Another aspect of organizational performance and results is accountability. Every level of the organization, from the board room to the front desk, from the CEO to the custodian, must be accountable for fulfilling the role the organization has tasked them to play. Each role is a necessary element to the efficient functioning of the organization. Each role needs to be identified in the process of achieving success. The individual who understands how his/her role supports the organization’s mission has a greater stake in seeing that mission succeed.

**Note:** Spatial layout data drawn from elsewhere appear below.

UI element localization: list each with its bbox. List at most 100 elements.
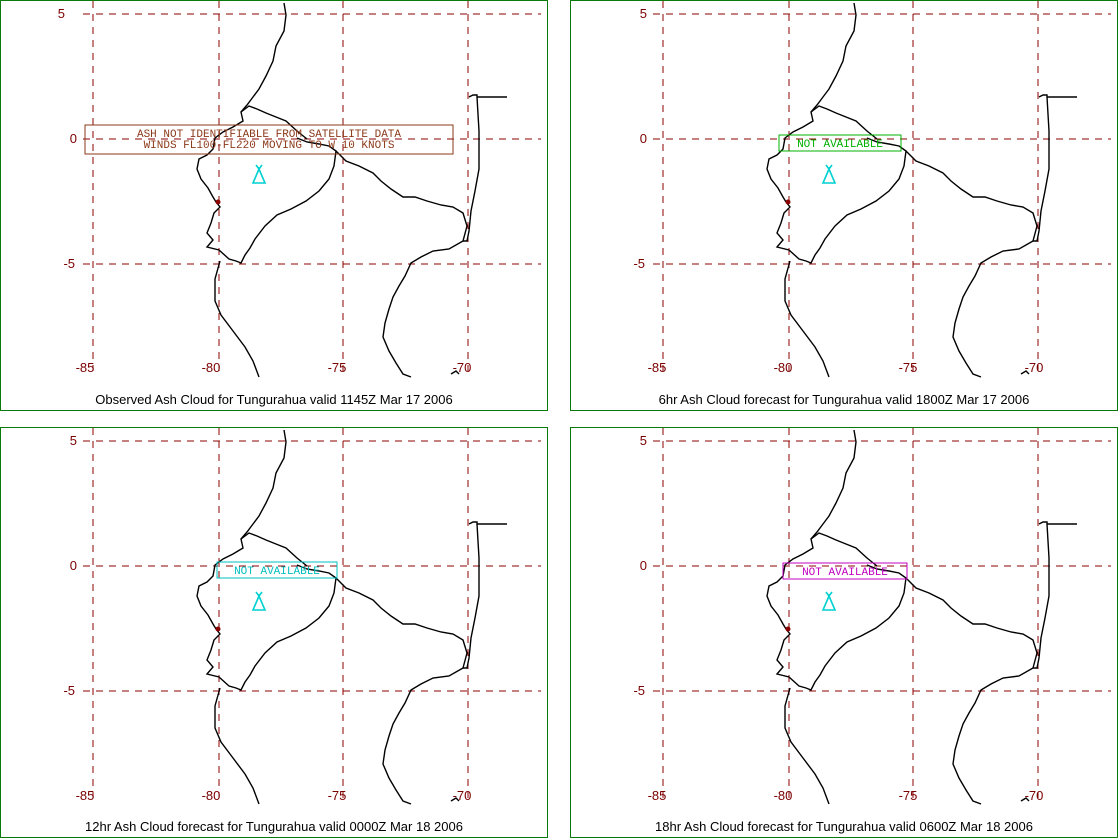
coastline-path xyxy=(766,2,907,264)
coastline-path xyxy=(810,532,878,567)
advisory-box: NOT AVAILABLE xyxy=(782,562,908,580)
coastline-path xyxy=(905,150,1038,242)
location-dot xyxy=(785,626,791,632)
lat-tick-label: -5 xyxy=(633,683,645,698)
coastline-path xyxy=(382,240,464,378)
lon-tick-label: -80 xyxy=(774,788,793,803)
advisory-line-2: WINDS FL100-FL220 MOVING TO W 10 KNOTS xyxy=(144,140,395,152)
lat-tick-label: 5 xyxy=(640,433,647,448)
gridlines xyxy=(653,428,1111,798)
lat-tick-label: 5 xyxy=(70,433,77,448)
gridlines xyxy=(653,1,1111,371)
lon-tick-label: -70 xyxy=(453,360,472,375)
panel-caption: 6hr Ash Cloud forecast for Tungurahua va… xyxy=(658,392,1030,407)
advisory-line-1: NOT AVAILABLE xyxy=(802,567,888,579)
volcano-triangle xyxy=(251,164,267,184)
coastline-path xyxy=(196,2,337,264)
lat-tick-label: -5 xyxy=(633,256,645,271)
volcano-icon xyxy=(821,164,837,184)
coastline-path xyxy=(952,240,1034,378)
map-panel-6hr: 5 0 -5 -85 -80 -75 -70 NOT AVAILABLE 6hr… xyxy=(570,0,1118,411)
lon-tick-label: -85 xyxy=(648,360,667,375)
lat-tick-label: 5 xyxy=(58,6,65,21)
lon-tick-label: -75 xyxy=(328,788,347,803)
lon-tick-label: -80 xyxy=(202,360,221,375)
volcano-icon xyxy=(251,164,267,184)
lat-tick-label: -5 xyxy=(63,256,75,271)
coastline-path xyxy=(784,260,830,378)
lon-tick-label: -85 xyxy=(76,360,95,375)
lon-tick-label: -75 xyxy=(899,788,918,803)
volcano-triangle xyxy=(821,591,837,611)
coastline-path xyxy=(214,260,260,378)
coastline-path xyxy=(905,577,1038,669)
coastline-path xyxy=(450,370,460,375)
advisory-line-1: NOT AVAILABLE xyxy=(797,139,883,151)
tick-labels: 5 0 -5 -85 -80 -75 -70 xyxy=(633,6,1043,375)
location-dot xyxy=(215,199,221,205)
advisory-box: NOT AVAILABLE xyxy=(778,134,902,152)
map-canvas: 5 0 -5 -85 -80 -75 -70 NOT AVAILABLE xyxy=(633,428,1111,805)
coastline-borders xyxy=(196,429,507,805)
coastline-path xyxy=(335,150,468,242)
coastline-path xyxy=(1020,370,1030,375)
lon-tick-label: -70 xyxy=(1025,360,1044,375)
map-panel-18hr: 5 0 -5 -85 -80 -75 -70 NOT AVAILABLE 18h… xyxy=(570,427,1118,838)
panel-caption: Observed Ash Cloud for Tungurahua valid … xyxy=(95,392,453,407)
lat-tick-label: 0 xyxy=(640,131,647,146)
lon-tick-label: -70 xyxy=(453,788,472,803)
coastline-path xyxy=(335,577,468,669)
gridlines xyxy=(83,428,541,798)
tick-labels: 5 0 -5 -85 -80 -75 -70 xyxy=(58,6,472,375)
lon-tick-label: -75 xyxy=(899,360,918,375)
coastline-borders xyxy=(196,2,507,378)
gridlines xyxy=(83,1,541,371)
volcano-triangle xyxy=(251,591,267,611)
lat-tick-label: 0 xyxy=(70,558,77,573)
coastline-borders xyxy=(766,429,1077,805)
lon-tick-label: -80 xyxy=(202,788,221,803)
volcano-triangle xyxy=(821,164,837,184)
coastline-path xyxy=(952,667,1034,805)
map-panel-12hr: 5 0 -5 -85 -80 -75 -70 NOT AVAILABLE 12h… xyxy=(0,427,548,838)
lat-tick-label: -5 xyxy=(63,683,75,698)
lat-tick-label: 5 xyxy=(640,6,647,21)
advisory-line-1: ASH NOT IDENTIFIABLE FROM SATELLITE DATA xyxy=(137,129,401,141)
coastline-path xyxy=(382,667,464,805)
advisory-box: ASH NOT IDENTIFIABLE FROM SATELLITE DATA… xyxy=(84,124,454,155)
coastline-path xyxy=(1033,94,1077,242)
lat-tick-label: 0 xyxy=(70,131,77,146)
tick-labels: 5 0 -5 -85 -80 -75 -70 xyxy=(633,433,1043,803)
coastline-path xyxy=(463,521,507,669)
advisory-box: NOT AVAILABLE xyxy=(216,561,338,579)
coastline-path xyxy=(1033,521,1077,669)
location-dot xyxy=(785,199,791,205)
coastline-path xyxy=(196,429,337,691)
map-canvas: 5 0 -5 -85 -80 -75 -70 NOT AVAILABLE xyxy=(633,1,1111,378)
map-panel-observed: 5 0 -5 -85 -80 -75 -70 ASH NOT IDENTIFIA… xyxy=(0,0,548,411)
advisory-line-1: NOT AVAILABLE xyxy=(234,566,320,578)
coastline-path xyxy=(240,105,308,140)
coastline-borders xyxy=(766,2,1077,378)
lon-tick-label: -70 xyxy=(1025,788,1044,803)
volcano-icon xyxy=(251,591,267,611)
coastline-path xyxy=(810,105,878,140)
lon-tick-label: -80 xyxy=(774,360,793,375)
coastline-path xyxy=(450,797,460,802)
coastline-path xyxy=(214,687,260,805)
map-canvas: 5 0 -5 -85 -80 -75 -70 ASH NOT IDENTIFIA… xyxy=(58,1,541,378)
map-canvas: 5 0 -5 -85 -80 -75 -70 NOT AVAILABLE xyxy=(63,428,541,805)
lon-tick-label: -75 xyxy=(328,360,347,375)
coastline-path xyxy=(1020,797,1030,802)
tick-labels: 5 0 -5 -85 -80 -75 -70 xyxy=(63,433,471,803)
volcano-icon xyxy=(821,591,837,611)
location-dot xyxy=(215,626,221,632)
coastline-path xyxy=(784,687,830,805)
lon-tick-label: -85 xyxy=(76,788,95,803)
coastline-path xyxy=(463,94,507,242)
coastline-path xyxy=(240,532,308,567)
lon-tick-label: -85 xyxy=(648,788,667,803)
panel-caption: 18hr Ash Cloud forecast for Tungurahua v… xyxy=(655,819,1033,834)
coastline-path xyxy=(766,429,907,691)
panel-caption: 12hr Ash Cloud forecast for Tungurahua v… xyxy=(85,819,463,834)
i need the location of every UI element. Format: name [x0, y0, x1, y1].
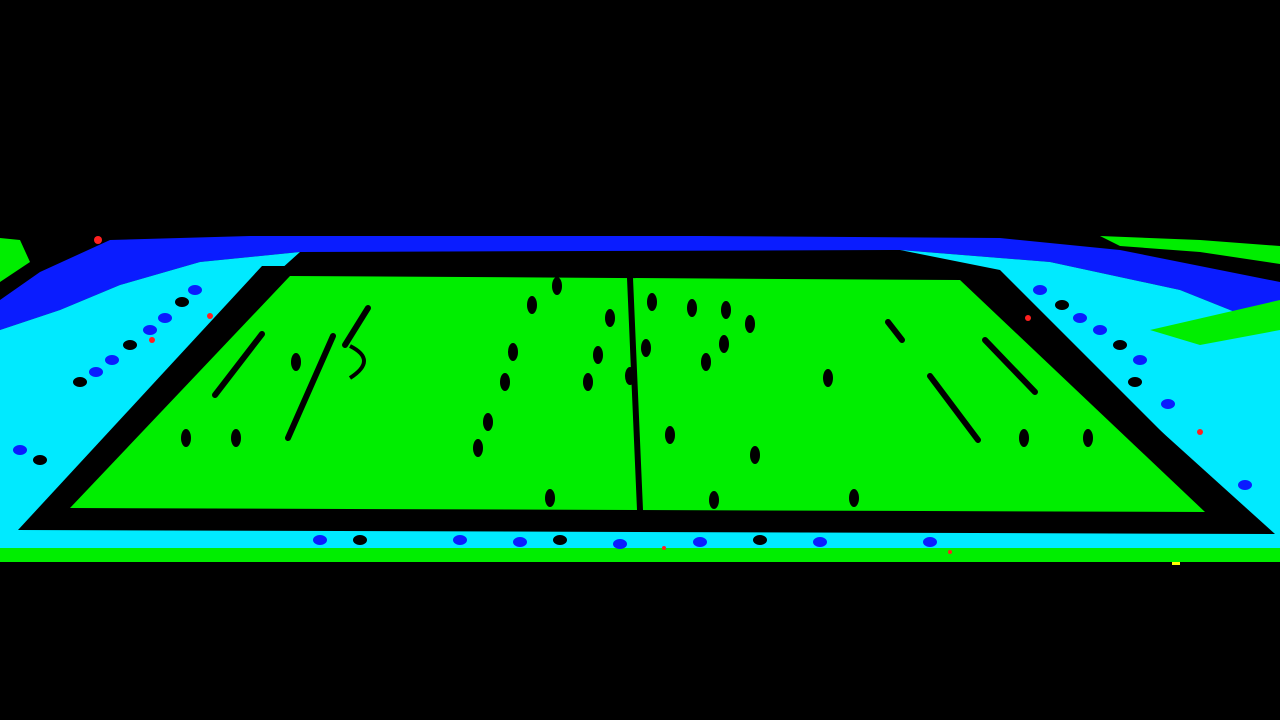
player [605, 309, 615, 327]
spectator [1238, 480, 1252, 490]
spectator [513, 537, 527, 547]
player [473, 439, 483, 457]
spectator [1113, 340, 1127, 350]
player [552, 277, 562, 295]
player [625, 367, 635, 385]
left-penalty-arc [348, 344, 366, 380]
upper-stand [0, 236, 1280, 330]
spectator [1093, 325, 1107, 335]
right-penalty-line-2 [927, 373, 981, 443]
right-penalty-line-3 [982, 337, 1038, 395]
player [1019, 429, 1029, 447]
spectator [123, 340, 137, 350]
spectator [158, 313, 172, 323]
player [701, 353, 711, 371]
spectator [613, 539, 627, 549]
player [545, 489, 555, 507]
player [583, 373, 593, 391]
player [593, 346, 603, 364]
spectator [693, 537, 707, 547]
pitch-markings [212, 275, 1038, 513]
player [665, 426, 675, 444]
player [687, 299, 697, 317]
spectator [1133, 355, 1147, 365]
player [483, 413, 493, 431]
player [527, 296, 537, 314]
spectator [175, 297, 189, 307]
spectator [13, 445, 27, 455]
spectator [813, 537, 827, 547]
right-penalty-line-1 [885, 319, 905, 343]
highlights [94, 236, 1203, 565]
player [849, 489, 859, 507]
spectator [313, 535, 327, 545]
player [291, 353, 301, 371]
left-penalty-line-3 [285, 333, 336, 441]
player [721, 301, 731, 319]
spectator [1055, 300, 1069, 310]
spectator [188, 285, 202, 295]
spectator [1033, 285, 1047, 295]
player [500, 373, 510, 391]
spectator [1128, 377, 1142, 387]
player [647, 293, 657, 311]
spectator [143, 325, 157, 335]
spectator [353, 535, 367, 545]
spectator [105, 355, 119, 365]
player [709, 491, 719, 509]
player [641, 339, 651, 357]
halfway-line [627, 275, 643, 513]
spectator [89, 367, 103, 377]
spectator [923, 537, 937, 547]
spectator [453, 535, 467, 545]
player [181, 429, 191, 447]
player [745, 315, 755, 333]
spectators [13, 285, 1252, 549]
player [750, 446, 760, 464]
players [181, 277, 1093, 509]
spectator [73, 377, 87, 387]
spectator [1073, 313, 1087, 323]
left-penalty-line-2 [212, 331, 265, 398]
spectator [1161, 399, 1175, 409]
player [508, 343, 518, 361]
player [823, 369, 833, 387]
spectator [753, 535, 767, 545]
player [231, 429, 241, 447]
spectator [553, 535, 567, 545]
player [1083, 429, 1093, 447]
spectator [33, 455, 47, 465]
player [719, 335, 729, 353]
left-penalty-line-1 [342, 305, 371, 348]
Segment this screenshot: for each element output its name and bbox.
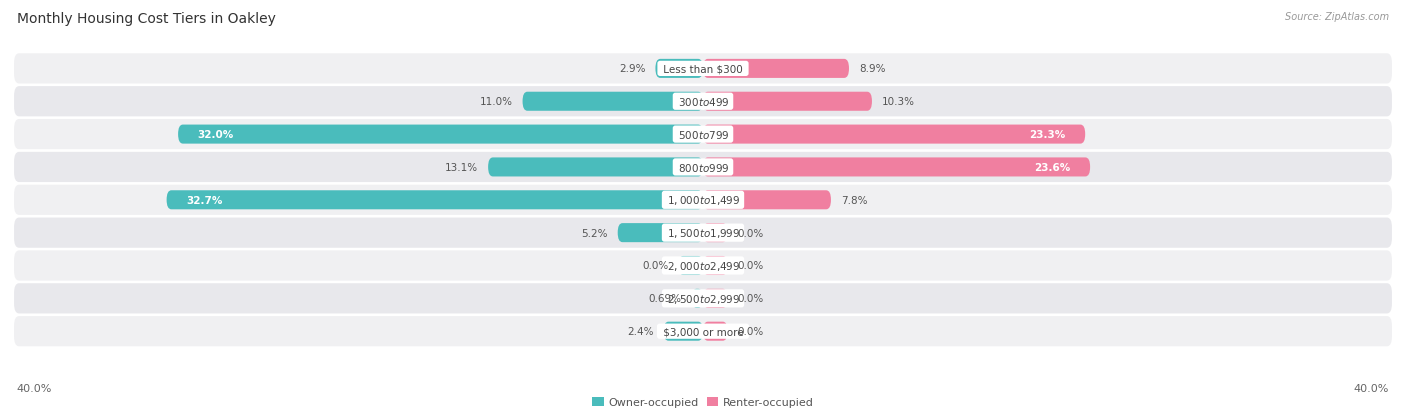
FancyBboxPatch shape bbox=[14, 284, 1392, 314]
Text: 2.4%: 2.4% bbox=[627, 326, 654, 336]
FancyBboxPatch shape bbox=[703, 223, 728, 242]
FancyBboxPatch shape bbox=[523, 93, 703, 112]
FancyBboxPatch shape bbox=[703, 158, 1090, 177]
Text: Less than $300: Less than $300 bbox=[659, 64, 747, 74]
FancyBboxPatch shape bbox=[14, 152, 1392, 183]
Text: $2,000 to $2,499: $2,000 to $2,499 bbox=[665, 259, 741, 272]
FancyBboxPatch shape bbox=[14, 251, 1392, 281]
FancyBboxPatch shape bbox=[14, 316, 1392, 347]
FancyBboxPatch shape bbox=[692, 289, 703, 308]
FancyBboxPatch shape bbox=[166, 191, 703, 210]
FancyBboxPatch shape bbox=[14, 120, 1392, 150]
Legend: Owner-occupied, Renter-occupied: Owner-occupied, Renter-occupied bbox=[588, 393, 818, 412]
Text: 23.3%: 23.3% bbox=[1029, 130, 1066, 140]
FancyBboxPatch shape bbox=[703, 60, 849, 79]
Text: 11.0%: 11.0% bbox=[479, 97, 513, 107]
Text: 32.7%: 32.7% bbox=[186, 195, 222, 205]
Text: Source: ZipAtlas.com: Source: ZipAtlas.com bbox=[1285, 12, 1389, 22]
Text: 0.0%: 0.0% bbox=[738, 261, 763, 271]
FancyBboxPatch shape bbox=[14, 185, 1392, 216]
FancyBboxPatch shape bbox=[703, 289, 728, 308]
Text: 5.2%: 5.2% bbox=[581, 228, 607, 238]
Text: 2.9%: 2.9% bbox=[619, 64, 645, 74]
Text: 0.0%: 0.0% bbox=[738, 294, 763, 304]
Text: 23.6%: 23.6% bbox=[1035, 163, 1070, 173]
FancyBboxPatch shape bbox=[179, 125, 703, 144]
Text: 40.0%: 40.0% bbox=[1354, 383, 1389, 393]
Text: 40.0%: 40.0% bbox=[17, 383, 52, 393]
Text: $500 to $799: $500 to $799 bbox=[675, 129, 731, 141]
Text: 7.8%: 7.8% bbox=[841, 195, 868, 205]
FancyBboxPatch shape bbox=[678, 256, 703, 275]
FancyBboxPatch shape bbox=[664, 322, 703, 341]
FancyBboxPatch shape bbox=[703, 191, 831, 210]
FancyBboxPatch shape bbox=[703, 125, 1085, 144]
Text: $2,500 to $2,999: $2,500 to $2,999 bbox=[665, 292, 741, 305]
FancyBboxPatch shape bbox=[14, 218, 1392, 248]
Text: 32.0%: 32.0% bbox=[198, 130, 233, 140]
Text: $1,500 to $1,999: $1,500 to $1,999 bbox=[665, 227, 741, 240]
FancyBboxPatch shape bbox=[14, 87, 1392, 117]
FancyBboxPatch shape bbox=[703, 256, 728, 275]
Text: $1,000 to $1,499: $1,000 to $1,499 bbox=[665, 194, 741, 207]
FancyBboxPatch shape bbox=[617, 223, 703, 242]
Text: $3,000 or more: $3,000 or more bbox=[659, 326, 747, 336]
FancyBboxPatch shape bbox=[14, 54, 1392, 84]
Text: $800 to $999: $800 to $999 bbox=[675, 161, 731, 173]
Text: $300 to $499: $300 to $499 bbox=[675, 96, 731, 108]
Text: Monthly Housing Cost Tiers in Oakley: Monthly Housing Cost Tiers in Oakley bbox=[17, 12, 276, 26]
FancyBboxPatch shape bbox=[703, 93, 872, 112]
FancyBboxPatch shape bbox=[655, 60, 703, 79]
Text: 0.69%: 0.69% bbox=[648, 294, 682, 304]
Text: 8.9%: 8.9% bbox=[859, 64, 886, 74]
Text: 13.1%: 13.1% bbox=[446, 163, 478, 173]
Text: 0.0%: 0.0% bbox=[738, 228, 763, 238]
Text: 10.3%: 10.3% bbox=[882, 97, 915, 107]
Text: 0.0%: 0.0% bbox=[643, 261, 669, 271]
Text: 0.0%: 0.0% bbox=[738, 326, 763, 336]
FancyBboxPatch shape bbox=[703, 322, 728, 341]
FancyBboxPatch shape bbox=[488, 158, 703, 177]
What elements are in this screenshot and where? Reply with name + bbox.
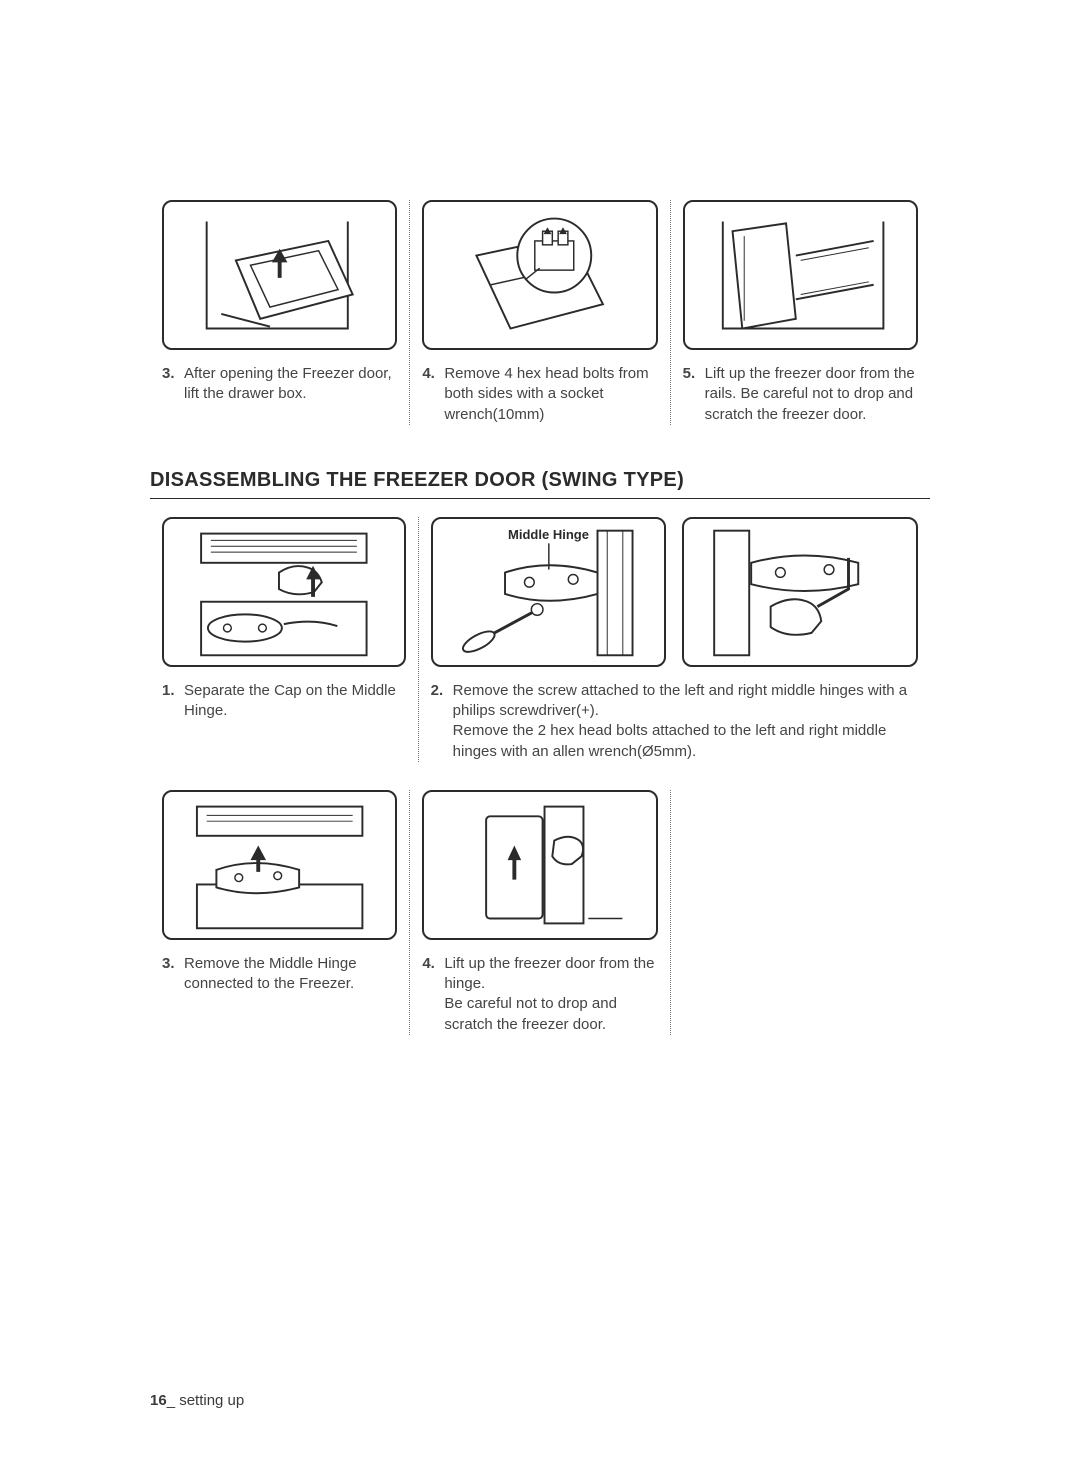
drawer-lift-icon — [164, 202, 395, 348]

How do you get your organization on track to succeed? It begins by assessing objectively what has worked – your successes, and what hasn’t worked – your misses, and by learning the capabilities of your current team which have been ignored, constrained, or underutilized. It requires an assessment of where you have deployed your best people and whether those roles are the best “fit” for them and for the organization. It may also mean your organization needs to seek new team members. You won’t know that, however, until you have developed the following accurately and objectively:

  • The skills, abilities, education, experience, and aptitudes of your current team members:
  • Your strategic objectives
  • Your possible strategies
  • The competencies required to execute those possible strategies
  • The timeline for pursuing the various strategies and objectives (your team may have time to acquire new skills)
  • Whether the new competencies are intermittent or permanent needs – can they be supplied by “hired guns” on an as-needed basis

Where does your organization stand today? On a scale of 1 to 10 what is your eXecution factor? What is your organiZational competency rating versus what you need to succeed? Are you looking for direction (strategic objectives)? Or do you have the “right” objectives and just can’t seem to travel down the road?

Strategic objectives are meaningless if you cannot select the necessary strategies to pursue them. The process of setting objectives is an intellectual exercise when you are constrained by your lack of ability to pursue the best strategies. Ultimately your bottom-line success is a function of two factors – organizational competence and execution. Where does your organization stand?